VN: Khi \(n \ge 30\), phân phối của \(\bar{X}\) xấp xỉ chuẩn — bất kể dạng phân phối gốc.

\[ \bar{X} \overset{\text{approx}}{\sim} N\!\left(\mu,\ \frac{\sigma^{2}}{n}\right) \]

Why it matters: CLT lets us use normal/t tests on means even when the underlying data is non-normal — the workhorse of inferential statistics.

Practice problem

Sample of n = 36 monthly returns from a non-normal population with σ = 4%. Per CLT, what is approx. distribution of \(\bar{X}\)?

Show solution

CLT: n ≥ 30 → \(\bar{X}\) approximately normal regardless of underlying distribution.

SE = σ/√n = 4/6

\(\bar{X}\) ~ N(μ, (0.667%)²) approximately

3. Standard Error of the Mean Core

About: SE measures uncertainty of the sample mean.

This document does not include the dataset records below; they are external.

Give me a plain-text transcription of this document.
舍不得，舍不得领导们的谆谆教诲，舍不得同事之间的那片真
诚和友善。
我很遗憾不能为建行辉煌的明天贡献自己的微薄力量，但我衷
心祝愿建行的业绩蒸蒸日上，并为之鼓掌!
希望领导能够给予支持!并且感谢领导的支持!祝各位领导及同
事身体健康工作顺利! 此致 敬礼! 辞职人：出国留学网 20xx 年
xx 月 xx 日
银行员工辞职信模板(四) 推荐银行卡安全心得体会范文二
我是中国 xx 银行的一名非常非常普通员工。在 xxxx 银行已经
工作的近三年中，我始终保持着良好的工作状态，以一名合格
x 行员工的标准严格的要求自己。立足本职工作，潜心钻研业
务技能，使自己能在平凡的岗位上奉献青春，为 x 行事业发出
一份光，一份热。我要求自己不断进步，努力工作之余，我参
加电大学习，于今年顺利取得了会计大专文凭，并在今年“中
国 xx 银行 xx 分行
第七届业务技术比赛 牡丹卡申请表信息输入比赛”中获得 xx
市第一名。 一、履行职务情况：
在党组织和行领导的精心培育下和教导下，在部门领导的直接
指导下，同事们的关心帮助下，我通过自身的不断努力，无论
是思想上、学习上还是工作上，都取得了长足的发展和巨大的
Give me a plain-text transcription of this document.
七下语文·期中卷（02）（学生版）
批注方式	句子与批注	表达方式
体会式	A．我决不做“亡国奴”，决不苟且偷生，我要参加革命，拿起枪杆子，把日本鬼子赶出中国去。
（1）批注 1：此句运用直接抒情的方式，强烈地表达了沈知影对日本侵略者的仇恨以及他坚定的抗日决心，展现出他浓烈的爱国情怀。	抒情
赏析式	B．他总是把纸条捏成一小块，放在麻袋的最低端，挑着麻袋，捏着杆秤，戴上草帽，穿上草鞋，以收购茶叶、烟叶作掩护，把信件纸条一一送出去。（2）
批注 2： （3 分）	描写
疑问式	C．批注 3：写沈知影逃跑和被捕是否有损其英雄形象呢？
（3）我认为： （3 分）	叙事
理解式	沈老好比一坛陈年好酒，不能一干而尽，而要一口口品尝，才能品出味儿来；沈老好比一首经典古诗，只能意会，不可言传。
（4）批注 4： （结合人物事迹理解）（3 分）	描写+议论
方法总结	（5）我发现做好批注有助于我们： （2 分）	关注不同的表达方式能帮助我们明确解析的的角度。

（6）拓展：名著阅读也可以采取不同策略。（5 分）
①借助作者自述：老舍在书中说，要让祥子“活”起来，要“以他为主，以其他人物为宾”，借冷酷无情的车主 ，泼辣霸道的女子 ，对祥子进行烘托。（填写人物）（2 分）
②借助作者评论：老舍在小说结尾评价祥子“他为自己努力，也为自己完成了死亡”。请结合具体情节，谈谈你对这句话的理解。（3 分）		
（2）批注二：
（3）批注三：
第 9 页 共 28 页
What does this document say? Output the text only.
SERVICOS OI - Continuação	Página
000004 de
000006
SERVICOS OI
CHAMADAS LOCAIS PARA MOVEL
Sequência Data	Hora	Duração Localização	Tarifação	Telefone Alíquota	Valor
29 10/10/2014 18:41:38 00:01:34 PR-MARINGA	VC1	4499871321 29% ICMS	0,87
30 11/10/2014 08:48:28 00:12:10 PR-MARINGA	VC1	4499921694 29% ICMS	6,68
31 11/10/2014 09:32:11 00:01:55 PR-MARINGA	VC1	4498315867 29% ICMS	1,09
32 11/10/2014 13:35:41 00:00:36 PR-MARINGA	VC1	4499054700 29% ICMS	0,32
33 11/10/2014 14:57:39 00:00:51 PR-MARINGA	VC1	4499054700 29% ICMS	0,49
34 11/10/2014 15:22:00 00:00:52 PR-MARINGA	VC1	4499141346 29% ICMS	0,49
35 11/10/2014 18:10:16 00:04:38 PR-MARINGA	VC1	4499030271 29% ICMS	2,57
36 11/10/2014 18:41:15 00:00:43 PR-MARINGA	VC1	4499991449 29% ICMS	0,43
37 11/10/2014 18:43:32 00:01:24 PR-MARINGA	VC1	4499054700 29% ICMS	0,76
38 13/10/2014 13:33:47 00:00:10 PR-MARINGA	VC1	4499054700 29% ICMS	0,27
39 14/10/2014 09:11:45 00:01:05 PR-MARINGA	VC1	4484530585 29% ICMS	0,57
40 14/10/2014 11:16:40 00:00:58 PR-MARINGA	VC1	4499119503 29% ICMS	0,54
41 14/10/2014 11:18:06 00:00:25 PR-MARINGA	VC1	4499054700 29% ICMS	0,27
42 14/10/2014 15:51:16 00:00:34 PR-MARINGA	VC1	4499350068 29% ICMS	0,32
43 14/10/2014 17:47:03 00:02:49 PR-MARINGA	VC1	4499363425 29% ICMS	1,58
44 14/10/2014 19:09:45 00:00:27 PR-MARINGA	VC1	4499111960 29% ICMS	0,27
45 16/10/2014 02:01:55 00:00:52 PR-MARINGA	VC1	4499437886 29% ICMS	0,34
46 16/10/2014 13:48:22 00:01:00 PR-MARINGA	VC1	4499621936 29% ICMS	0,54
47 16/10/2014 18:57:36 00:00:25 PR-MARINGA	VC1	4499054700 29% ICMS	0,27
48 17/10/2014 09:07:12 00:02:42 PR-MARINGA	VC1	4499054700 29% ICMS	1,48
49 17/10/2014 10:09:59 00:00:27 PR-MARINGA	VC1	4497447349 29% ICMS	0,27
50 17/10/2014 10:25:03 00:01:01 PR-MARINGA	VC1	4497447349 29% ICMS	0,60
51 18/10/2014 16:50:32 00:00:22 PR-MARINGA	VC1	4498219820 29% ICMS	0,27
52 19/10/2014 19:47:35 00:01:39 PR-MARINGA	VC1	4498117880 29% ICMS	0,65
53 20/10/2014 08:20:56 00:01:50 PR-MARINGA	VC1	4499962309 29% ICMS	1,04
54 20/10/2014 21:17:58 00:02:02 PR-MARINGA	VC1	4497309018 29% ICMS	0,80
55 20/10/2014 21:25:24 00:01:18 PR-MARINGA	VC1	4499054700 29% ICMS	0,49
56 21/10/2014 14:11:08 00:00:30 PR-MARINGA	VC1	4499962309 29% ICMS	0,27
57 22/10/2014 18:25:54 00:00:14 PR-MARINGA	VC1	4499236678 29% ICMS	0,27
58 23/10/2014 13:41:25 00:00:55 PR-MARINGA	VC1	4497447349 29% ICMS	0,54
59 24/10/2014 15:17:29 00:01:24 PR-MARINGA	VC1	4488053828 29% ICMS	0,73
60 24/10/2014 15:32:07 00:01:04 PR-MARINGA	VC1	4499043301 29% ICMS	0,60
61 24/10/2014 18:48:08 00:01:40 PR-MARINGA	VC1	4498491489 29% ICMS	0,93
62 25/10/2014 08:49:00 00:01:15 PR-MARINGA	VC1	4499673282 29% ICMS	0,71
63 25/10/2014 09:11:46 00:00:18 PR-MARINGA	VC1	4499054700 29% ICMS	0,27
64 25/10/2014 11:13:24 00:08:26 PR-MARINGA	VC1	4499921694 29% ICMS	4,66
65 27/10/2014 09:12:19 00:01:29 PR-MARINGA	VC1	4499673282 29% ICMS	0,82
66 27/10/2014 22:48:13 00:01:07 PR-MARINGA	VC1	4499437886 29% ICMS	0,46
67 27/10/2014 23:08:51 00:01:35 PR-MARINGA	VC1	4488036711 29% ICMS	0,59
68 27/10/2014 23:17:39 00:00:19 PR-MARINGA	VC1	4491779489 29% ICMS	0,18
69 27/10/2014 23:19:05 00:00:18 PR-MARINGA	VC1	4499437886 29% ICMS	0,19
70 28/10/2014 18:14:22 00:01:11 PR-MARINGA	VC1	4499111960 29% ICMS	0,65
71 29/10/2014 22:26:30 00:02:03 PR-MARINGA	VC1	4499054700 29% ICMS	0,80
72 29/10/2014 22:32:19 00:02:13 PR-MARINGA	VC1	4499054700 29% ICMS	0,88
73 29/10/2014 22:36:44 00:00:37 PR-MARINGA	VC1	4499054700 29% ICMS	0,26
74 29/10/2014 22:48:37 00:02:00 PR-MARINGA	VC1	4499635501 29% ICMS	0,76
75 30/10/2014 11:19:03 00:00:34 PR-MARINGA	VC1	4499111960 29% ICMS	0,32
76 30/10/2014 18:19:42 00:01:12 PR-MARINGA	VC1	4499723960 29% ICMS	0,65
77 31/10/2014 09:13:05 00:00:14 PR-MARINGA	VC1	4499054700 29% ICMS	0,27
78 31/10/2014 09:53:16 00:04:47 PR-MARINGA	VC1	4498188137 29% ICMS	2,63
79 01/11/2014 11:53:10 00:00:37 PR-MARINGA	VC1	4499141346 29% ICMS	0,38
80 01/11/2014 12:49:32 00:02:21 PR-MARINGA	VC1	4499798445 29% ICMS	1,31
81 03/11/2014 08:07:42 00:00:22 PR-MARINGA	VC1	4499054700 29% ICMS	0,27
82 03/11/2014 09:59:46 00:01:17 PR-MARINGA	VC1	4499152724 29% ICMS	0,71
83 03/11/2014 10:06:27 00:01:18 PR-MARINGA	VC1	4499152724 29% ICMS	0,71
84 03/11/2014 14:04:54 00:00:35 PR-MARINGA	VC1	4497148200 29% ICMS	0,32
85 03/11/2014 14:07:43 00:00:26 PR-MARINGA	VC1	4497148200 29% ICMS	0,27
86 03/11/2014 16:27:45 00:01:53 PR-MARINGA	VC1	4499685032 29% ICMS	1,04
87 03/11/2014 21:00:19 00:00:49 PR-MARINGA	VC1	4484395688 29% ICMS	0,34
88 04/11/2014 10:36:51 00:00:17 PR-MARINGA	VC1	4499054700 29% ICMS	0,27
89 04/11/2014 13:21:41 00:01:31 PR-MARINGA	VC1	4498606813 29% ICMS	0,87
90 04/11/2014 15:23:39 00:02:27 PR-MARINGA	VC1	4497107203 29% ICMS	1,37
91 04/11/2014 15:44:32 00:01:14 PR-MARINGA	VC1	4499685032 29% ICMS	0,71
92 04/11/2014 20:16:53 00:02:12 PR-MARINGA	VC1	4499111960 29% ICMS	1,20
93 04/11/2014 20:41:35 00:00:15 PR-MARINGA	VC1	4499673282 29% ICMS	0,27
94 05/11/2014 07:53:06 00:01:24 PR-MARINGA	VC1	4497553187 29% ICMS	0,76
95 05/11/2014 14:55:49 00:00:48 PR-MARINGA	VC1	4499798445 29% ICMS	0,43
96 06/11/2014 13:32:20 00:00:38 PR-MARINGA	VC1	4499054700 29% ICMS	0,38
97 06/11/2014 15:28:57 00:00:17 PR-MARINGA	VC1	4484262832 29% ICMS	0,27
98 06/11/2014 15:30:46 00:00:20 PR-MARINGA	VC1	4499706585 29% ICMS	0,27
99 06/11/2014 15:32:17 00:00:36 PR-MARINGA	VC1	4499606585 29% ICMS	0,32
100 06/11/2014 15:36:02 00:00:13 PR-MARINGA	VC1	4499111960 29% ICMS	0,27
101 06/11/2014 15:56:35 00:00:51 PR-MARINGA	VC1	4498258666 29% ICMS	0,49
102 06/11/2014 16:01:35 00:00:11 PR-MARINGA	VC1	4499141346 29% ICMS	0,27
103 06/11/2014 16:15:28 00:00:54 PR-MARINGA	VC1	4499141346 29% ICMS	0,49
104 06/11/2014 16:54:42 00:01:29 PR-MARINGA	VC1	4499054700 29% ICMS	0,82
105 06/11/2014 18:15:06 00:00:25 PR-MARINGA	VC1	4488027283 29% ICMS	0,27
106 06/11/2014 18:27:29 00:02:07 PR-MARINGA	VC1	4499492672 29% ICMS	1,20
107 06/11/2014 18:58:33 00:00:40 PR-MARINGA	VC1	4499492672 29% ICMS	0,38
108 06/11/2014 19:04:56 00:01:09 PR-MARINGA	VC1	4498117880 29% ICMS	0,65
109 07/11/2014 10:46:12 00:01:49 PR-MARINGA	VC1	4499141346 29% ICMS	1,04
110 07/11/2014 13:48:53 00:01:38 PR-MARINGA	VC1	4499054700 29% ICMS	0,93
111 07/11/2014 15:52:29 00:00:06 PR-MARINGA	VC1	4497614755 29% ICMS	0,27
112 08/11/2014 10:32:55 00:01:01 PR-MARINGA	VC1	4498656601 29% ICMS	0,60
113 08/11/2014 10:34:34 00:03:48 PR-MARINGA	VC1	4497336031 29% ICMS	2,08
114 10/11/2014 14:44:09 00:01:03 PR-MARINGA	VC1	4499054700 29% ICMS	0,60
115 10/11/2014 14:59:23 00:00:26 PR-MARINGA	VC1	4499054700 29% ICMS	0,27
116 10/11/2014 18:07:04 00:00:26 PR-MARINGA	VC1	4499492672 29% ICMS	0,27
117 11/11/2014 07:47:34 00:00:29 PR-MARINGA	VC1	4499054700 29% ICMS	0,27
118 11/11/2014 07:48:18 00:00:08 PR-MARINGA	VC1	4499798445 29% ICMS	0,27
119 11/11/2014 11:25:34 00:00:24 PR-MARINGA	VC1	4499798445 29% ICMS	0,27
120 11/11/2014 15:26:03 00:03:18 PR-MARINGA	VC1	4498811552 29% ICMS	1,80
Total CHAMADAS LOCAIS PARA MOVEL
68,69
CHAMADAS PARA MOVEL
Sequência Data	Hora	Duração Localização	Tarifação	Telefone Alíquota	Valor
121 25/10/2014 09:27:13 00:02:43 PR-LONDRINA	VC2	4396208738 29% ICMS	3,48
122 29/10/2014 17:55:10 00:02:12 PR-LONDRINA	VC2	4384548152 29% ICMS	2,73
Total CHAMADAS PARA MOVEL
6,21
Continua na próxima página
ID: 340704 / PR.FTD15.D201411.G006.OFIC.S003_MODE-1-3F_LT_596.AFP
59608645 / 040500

Shrinks at rate √n — to halve SE you need 4× the sample size. Distinct from σ which describes individual variation.Tóm tắt: SE đo bất định của trung bình mẫu. Giảm theo √n — muốn giảm SE một nửa cần n gấp 4. Khác σ (đo biến thiên cá nhân).

\[ \sigma_{\bar{X}} = \frac{\sigma}{\sqrt{n}} \quad \text{(known } \sigma\text{)} \qquad s_{\bar{X}} = \frac{s}{\sqrt{n}} \quad \text{(unknown } \sigma\text{)} \]

Practice problem

A sample of 100 daily returns has standard deviation s = 1.5%. Compute the standard error of the mean.

Show solution

\(s_{\bar{X}} = 1.5\%/\sqrt{100} = 1.5\%/10\)

= 0.15%

4. Confidence Interval — σ Known Core

About: A 95% CI gives a range that captures the true μ in 95% of repeated samples. Width depends on confidence level (z-value) and SE. Use z when σ is known (rare in practice).Tóm tắt: CI 95% chứa μ thật trong 95% lần lấy mẫu. Độ rộng phụ thuộc mức tin cậy và SE. Dùng z khi biết σ.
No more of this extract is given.